Chinese firms with shares traded in the United States could soon be required to use auditors overseen by US regulators or face being kicked off exchanges under a plan being drafted by the SEC, the Wall Street Journal reported earlier this week, citing people familiar with the matter.

The scrutiny of Chinese companies intensified following the Luckin Coffee scandal. Luckin was kicked off the Nasdaq in June following the disclosure of massive accounting irregularities. (Muddy Waters revealed in January that it had bet against Luckin shares after it was sent a "credible" anonymous report that accused the Chinese coffee chain of fraudulent accounting.)

US lawmakers, government agencies and stock exchanges have since taken steps aimed at limiting Beijing's access to America's vast capital markets.

In May, the US Senate unanimously passed a bill that would prevent companies that refuse to open their books from listing on Wall Street. The bill's bipartisan co-sponsors said the goal is to "kick deceitful Chinese companies off US exchanges." The bill still needs to pass the US House of Representatives.

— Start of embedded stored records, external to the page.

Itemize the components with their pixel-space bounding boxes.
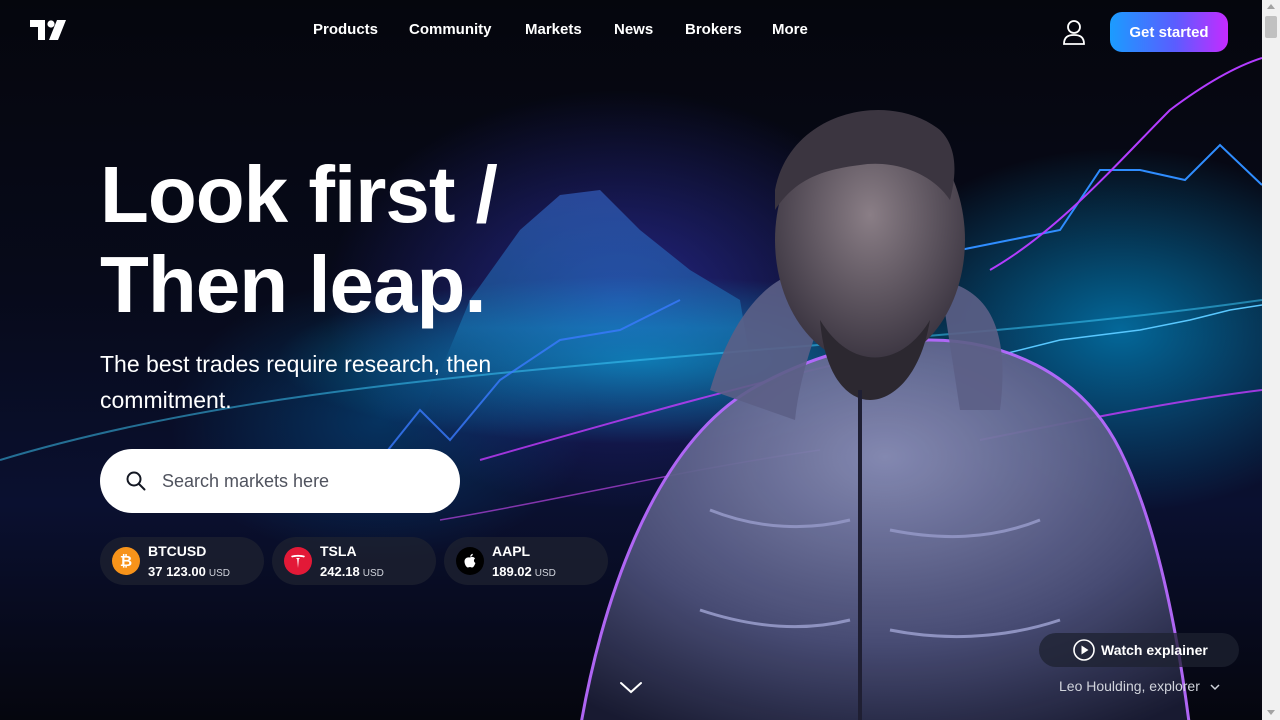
nav-markets[interactable]: Markets xyxy=(525,21,582,38)
explorer-portrait-image xyxy=(580,110,1191,720)
nav-brokers[interactable]: Brokers xyxy=(685,21,742,38)
ticker-price: 37 123.00 USD xyxy=(148,564,230,579)
headline-line-1: Look first / xyxy=(100,150,498,239)
ticker-tsla[interactable]: TSLA 242.18 USD xyxy=(272,537,436,585)
ticker-symbol: AAPL xyxy=(492,543,531,559)
nav-news[interactable]: News xyxy=(614,21,653,38)
ticker-symbol: BTCUSD xyxy=(148,543,207,559)
scroll-up-arrow-icon[interactable] xyxy=(1267,4,1275,9)
ticker-aapl[interactable]: AAPL 189.02 USD xyxy=(444,537,608,585)
tesla-icon xyxy=(284,547,312,575)
hero-subtitle: The best trades require research, then c… xyxy=(100,351,492,413)
scroll-down-chevron-icon[interactable] xyxy=(619,680,643,696)
ticker-btcusd[interactable]: ₿ BTCUSD 37 123.00 USD xyxy=(100,537,264,585)
ticker-price: 189.02 USD xyxy=(492,564,556,579)
scroll-down-arrow-icon[interactable] xyxy=(1267,710,1275,715)
page-scrollbar[interactable] xyxy=(1262,0,1280,720)
user-icon[interactable] xyxy=(1062,19,1086,45)
scroll-thumb[interactable] xyxy=(1265,16,1277,38)
top-navigation: Products Community Markets News Brokers … xyxy=(0,0,1262,64)
ticker-symbol: TSLA xyxy=(320,543,357,559)
watch-explainer-button[interactable]: Watch explainer xyxy=(1039,633,1239,667)
market-search-box[interactable] xyxy=(100,449,460,513)
ticker-price: 242.18 USD xyxy=(320,564,384,579)
photo-credit[interactable]: Leo Houlding, explorer xyxy=(1059,678,1220,694)
photo-credit-label: Leo Houlding, explorer xyxy=(1059,678,1200,694)
nav-community[interactable]: Community xyxy=(409,21,492,38)
nav-products[interactable]: Products xyxy=(313,21,378,38)
bitcoin-icon: ₿ xyxy=(112,547,140,575)
hero-headline: Look first / Then leap. xyxy=(100,150,498,330)
search-input[interactable] xyxy=(160,469,424,493)
play-icon xyxy=(1073,639,1095,661)
nav-more[interactable]: More xyxy=(772,21,808,38)
watch-explainer-label: Watch explainer xyxy=(1101,642,1208,658)
search-icon xyxy=(126,471,146,491)
get-started-button[interactable]: Get started xyxy=(1110,12,1228,52)
tradingview-logo-icon[interactable] xyxy=(30,20,70,42)
svg-text:₿: ₿ xyxy=(120,552,132,570)
apple-icon xyxy=(456,547,484,575)
headline-line-2: Then leap. xyxy=(100,240,487,329)
chevron-down-icon xyxy=(1210,684,1220,691)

In August, iQiyi, a Chinese streaming platform similar to Netflix, revealed that the SEC had opened an investigation into its practices after short seller Wolfpack Research alleged massive fraud at the firm. Last month, iQiyi said an internal review conducted by the company's independent audit committee "did not uncover any evidence that would substantiate the allegations." The SEC investigation continues.